To identify any possible source of venous bleeding not detected during the operation, it is important to wash the surgical field with saline at the end of the operation and ask the anesthetist to increase the venous pressure to force bleeding from unnoticed opened veins. When hemoclips are used during the operation, care must be taken while cleaning to avoid unintentional displacement of the clips, leaving a collapsed vessel that can eventually bleed with a sudden increase in venous pressure. On the other hand, the small veins draining directly into the internal jugular vein are better ligated than cauterized, especially when they are to be sectioned close to the wall of the internal jugular vein because necrosis induced by the cautery may produce hemorrhage in the late postoperative period. Special attention should be paid to electrocautery in previously irradiated patients.
Arterial bleeding is more evident at surgery than venous bleeding. It is usually secondary to malposition or displacement of a ligature. The most frequent sources of arterial bleeding in our experience are the superior laryngeal pedicle and the inferior thyroid artery.
When hemorrhage is suspected in the immediate postoperative period, adequate blood replacement and airway maintenance should be ensured as first priority.

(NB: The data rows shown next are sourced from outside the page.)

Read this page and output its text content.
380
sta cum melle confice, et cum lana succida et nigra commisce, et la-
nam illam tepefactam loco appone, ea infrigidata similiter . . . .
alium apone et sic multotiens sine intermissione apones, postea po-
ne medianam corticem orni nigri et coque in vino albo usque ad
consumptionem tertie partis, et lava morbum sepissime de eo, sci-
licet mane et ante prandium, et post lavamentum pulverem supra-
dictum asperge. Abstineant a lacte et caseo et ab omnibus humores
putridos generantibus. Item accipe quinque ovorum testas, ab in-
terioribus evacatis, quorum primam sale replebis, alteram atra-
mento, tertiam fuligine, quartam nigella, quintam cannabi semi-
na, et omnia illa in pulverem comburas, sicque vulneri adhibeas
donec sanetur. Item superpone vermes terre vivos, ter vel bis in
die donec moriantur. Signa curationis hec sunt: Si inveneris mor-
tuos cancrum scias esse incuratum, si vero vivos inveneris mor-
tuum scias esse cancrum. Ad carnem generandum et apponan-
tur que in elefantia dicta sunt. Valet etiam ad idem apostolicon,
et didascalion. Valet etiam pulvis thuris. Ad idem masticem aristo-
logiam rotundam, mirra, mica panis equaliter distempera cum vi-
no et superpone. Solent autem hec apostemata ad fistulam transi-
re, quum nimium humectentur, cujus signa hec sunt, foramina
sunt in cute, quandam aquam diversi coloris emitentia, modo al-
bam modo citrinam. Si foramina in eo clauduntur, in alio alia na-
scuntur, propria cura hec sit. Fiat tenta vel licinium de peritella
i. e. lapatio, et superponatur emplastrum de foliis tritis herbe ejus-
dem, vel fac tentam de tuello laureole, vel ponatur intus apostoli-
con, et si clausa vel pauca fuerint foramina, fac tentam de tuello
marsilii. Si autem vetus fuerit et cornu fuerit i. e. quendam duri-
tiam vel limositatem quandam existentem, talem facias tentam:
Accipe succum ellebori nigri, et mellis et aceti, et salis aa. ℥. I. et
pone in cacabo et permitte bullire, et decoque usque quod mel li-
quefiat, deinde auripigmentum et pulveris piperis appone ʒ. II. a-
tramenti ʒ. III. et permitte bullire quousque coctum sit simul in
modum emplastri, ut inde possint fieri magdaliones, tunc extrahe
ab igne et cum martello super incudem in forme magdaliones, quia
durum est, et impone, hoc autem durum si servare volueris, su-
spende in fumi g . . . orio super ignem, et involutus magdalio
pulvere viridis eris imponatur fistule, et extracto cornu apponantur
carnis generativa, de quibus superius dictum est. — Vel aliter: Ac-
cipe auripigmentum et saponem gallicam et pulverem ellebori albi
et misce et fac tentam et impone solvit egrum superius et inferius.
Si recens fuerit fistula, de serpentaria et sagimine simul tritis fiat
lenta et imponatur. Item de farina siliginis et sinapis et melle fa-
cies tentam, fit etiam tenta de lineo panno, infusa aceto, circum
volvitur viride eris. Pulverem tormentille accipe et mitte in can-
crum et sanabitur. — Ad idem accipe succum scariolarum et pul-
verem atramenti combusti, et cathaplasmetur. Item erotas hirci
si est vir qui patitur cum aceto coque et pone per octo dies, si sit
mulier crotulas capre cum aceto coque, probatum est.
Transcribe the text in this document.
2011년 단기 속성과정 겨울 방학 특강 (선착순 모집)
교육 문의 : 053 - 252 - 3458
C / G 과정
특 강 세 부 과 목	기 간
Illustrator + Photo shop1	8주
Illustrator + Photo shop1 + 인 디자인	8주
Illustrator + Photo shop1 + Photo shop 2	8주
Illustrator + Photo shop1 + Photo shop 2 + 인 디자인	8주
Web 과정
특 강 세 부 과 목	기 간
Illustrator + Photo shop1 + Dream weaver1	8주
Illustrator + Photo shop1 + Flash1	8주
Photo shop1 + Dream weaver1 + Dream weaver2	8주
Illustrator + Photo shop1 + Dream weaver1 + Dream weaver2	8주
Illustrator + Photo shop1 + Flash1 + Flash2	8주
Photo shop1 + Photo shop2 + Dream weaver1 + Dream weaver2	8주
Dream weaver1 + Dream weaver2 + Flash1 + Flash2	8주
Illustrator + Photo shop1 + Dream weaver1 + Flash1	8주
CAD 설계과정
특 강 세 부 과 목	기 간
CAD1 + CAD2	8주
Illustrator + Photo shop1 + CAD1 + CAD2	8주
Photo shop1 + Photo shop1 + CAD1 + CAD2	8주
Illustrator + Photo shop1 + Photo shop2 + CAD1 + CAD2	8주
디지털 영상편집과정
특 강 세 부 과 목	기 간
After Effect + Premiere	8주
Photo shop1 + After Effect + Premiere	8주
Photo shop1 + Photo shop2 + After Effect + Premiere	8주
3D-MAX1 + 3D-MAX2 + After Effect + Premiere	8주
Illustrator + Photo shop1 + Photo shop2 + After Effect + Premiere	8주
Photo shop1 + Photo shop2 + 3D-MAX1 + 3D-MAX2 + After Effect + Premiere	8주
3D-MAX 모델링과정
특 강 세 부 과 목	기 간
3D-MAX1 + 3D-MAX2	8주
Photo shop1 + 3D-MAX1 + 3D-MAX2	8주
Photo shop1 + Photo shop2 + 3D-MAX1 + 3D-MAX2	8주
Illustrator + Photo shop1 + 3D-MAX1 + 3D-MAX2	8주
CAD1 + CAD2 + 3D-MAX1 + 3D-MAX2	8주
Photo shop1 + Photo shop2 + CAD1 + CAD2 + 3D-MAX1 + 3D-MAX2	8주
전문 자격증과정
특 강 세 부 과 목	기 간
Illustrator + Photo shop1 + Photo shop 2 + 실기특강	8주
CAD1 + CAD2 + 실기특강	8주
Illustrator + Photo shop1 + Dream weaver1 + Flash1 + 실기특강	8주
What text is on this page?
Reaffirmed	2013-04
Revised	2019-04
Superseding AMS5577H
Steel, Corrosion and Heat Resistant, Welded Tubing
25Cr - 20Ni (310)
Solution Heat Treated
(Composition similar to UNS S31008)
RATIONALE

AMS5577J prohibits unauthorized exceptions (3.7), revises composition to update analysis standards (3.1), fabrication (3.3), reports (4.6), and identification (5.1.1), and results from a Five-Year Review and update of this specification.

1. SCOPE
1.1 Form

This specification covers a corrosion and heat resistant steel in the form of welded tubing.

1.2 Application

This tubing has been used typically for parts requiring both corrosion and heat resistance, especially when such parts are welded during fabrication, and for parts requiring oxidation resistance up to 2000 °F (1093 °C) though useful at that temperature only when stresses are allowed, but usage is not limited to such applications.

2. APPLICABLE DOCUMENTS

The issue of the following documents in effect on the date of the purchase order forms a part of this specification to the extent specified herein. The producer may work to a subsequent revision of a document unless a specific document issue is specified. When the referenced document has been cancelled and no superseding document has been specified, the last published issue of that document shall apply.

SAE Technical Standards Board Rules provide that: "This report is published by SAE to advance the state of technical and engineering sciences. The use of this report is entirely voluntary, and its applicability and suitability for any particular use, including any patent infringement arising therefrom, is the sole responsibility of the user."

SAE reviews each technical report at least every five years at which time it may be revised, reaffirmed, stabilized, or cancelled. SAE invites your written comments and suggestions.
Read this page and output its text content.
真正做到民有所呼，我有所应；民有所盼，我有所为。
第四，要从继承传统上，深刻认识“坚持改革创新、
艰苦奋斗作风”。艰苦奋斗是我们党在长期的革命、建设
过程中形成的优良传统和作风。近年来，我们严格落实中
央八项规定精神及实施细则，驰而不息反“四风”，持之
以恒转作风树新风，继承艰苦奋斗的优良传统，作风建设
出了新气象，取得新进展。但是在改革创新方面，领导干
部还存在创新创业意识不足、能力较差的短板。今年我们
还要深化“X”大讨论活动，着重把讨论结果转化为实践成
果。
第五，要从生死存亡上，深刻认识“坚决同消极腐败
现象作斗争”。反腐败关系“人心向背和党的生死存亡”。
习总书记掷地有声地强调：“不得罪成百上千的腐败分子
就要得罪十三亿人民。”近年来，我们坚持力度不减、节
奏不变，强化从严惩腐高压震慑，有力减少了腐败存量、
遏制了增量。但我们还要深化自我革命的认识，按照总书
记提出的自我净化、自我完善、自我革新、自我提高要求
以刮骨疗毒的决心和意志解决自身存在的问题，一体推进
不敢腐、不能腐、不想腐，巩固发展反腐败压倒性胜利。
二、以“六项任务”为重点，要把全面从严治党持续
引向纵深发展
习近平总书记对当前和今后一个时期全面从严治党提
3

Then, the patient should be taken to the operating room where the neck should be explored under aseptic conditions with good illumination and adequate material. Evacuation of blood clots and hematoma, along with washing the surgical field, helps in identifying the bleeding vessels and reduces the risk of infection. The use of compressive dressing is not recommended because, although it may reduce postoperative edema, it does not stop the development of hematoma, and may in fact delay its recognition.